How do you simplify ${\left( { - 4} \right)^2}?$

Answer 1

Hint:
The given question is to simplify the given powers and exponents. Power and exponents are nothing but to solve the power of the given exponent which is in the order of higher power. For example ${4^2}$, the method to solve this type of question is to multiply $4$ twice because the power $2$ means to multiply two times and hence we get $4 \times 4 = 16$.

Complete Step by step Solution:
The given question is to find out the value of a given component. Power or exponent is nothing but the higher order power of some other number. But the power can be of any order as well as the power can also be negative.
In the given question we had to solve or simplify${\left( { - 4} \right)^2}$. We had to make the question very clear that what is the difference between $ - {\left( 4 \right)^2}{\text{ and }}{\left( { - 4} \right)^2}$, First one means we have to do the square which is ${4^2} - 16$ and negative sign remains as it is which means $ - {\left( 4 \right)^2}{\text{ means }} - 16$. But the second one is that $ - {\left( 4 \right)^2}$ which means negative sign is inside the bracket where term in the bracket is to multiply twice which means the whole term along with the negative sign is multiplied twice.
Therefore $ - {\left( 4 \right)^2}$means$\left( { - 4} \right) \times \left( { - 4} \right)$. Since negative sign when multiplied by negative. Sign, we get positive signs and$\left( { - 4} \right) \times \left( { - 4} \right) = 16$.

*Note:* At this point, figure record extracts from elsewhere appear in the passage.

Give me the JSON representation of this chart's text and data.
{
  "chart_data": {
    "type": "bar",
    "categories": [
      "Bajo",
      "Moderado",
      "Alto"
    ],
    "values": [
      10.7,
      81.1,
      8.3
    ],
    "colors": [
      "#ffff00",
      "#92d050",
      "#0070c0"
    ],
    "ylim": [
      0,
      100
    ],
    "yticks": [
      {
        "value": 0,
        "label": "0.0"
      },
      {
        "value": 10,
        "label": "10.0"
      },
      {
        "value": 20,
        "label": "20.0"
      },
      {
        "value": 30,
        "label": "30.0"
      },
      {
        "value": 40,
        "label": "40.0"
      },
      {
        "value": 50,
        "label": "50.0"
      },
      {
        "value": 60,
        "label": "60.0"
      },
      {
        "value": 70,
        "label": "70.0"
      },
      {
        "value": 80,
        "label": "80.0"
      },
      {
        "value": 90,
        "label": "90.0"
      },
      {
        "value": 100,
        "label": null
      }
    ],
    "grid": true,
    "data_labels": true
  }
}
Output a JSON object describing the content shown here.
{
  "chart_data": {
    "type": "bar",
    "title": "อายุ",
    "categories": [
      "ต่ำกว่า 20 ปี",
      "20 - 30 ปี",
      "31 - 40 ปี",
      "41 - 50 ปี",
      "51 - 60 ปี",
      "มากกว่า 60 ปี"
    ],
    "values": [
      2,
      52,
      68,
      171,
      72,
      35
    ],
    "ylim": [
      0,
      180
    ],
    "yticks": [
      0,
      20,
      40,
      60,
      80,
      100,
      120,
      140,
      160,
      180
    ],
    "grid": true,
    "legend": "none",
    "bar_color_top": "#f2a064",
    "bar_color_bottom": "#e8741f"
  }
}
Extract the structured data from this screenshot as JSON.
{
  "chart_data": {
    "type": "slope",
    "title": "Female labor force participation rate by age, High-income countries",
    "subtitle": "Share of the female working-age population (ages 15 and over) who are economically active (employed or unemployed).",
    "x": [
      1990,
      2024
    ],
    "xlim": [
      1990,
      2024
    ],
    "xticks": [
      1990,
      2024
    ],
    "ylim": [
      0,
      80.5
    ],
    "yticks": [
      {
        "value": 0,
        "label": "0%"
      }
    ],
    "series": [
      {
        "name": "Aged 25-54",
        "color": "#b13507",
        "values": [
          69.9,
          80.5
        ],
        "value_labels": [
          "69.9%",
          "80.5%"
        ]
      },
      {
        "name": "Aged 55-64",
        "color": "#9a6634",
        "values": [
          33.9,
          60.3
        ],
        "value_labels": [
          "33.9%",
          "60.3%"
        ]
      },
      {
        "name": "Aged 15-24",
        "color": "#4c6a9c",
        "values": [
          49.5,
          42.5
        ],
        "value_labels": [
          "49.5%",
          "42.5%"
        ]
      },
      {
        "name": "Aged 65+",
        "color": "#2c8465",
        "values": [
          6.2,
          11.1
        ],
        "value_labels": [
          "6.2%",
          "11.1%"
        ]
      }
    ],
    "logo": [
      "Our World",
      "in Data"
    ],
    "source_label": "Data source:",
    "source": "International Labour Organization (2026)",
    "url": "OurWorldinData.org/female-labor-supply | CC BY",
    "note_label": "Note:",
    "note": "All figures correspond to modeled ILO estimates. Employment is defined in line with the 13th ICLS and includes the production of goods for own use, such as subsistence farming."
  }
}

Hence the question was to simplify ${\left( { - 4} \right)^2}$ which means$16$.

Note:
The given question was to simplify the given power and exponent. Therefore we had used the formula which was required. Along with that some more formulas for solving powers and exponents is
\[{a^m} \times {a^n} = {a^{m + n}}{\text{ and }}\dfrac{{{a^{{n_1}}}}}{{{a^n}}} \times {a^{m - n}}\]
Where $a,b,m{\text{ and }}n$any are a type of number either whole number, decimal or rational number.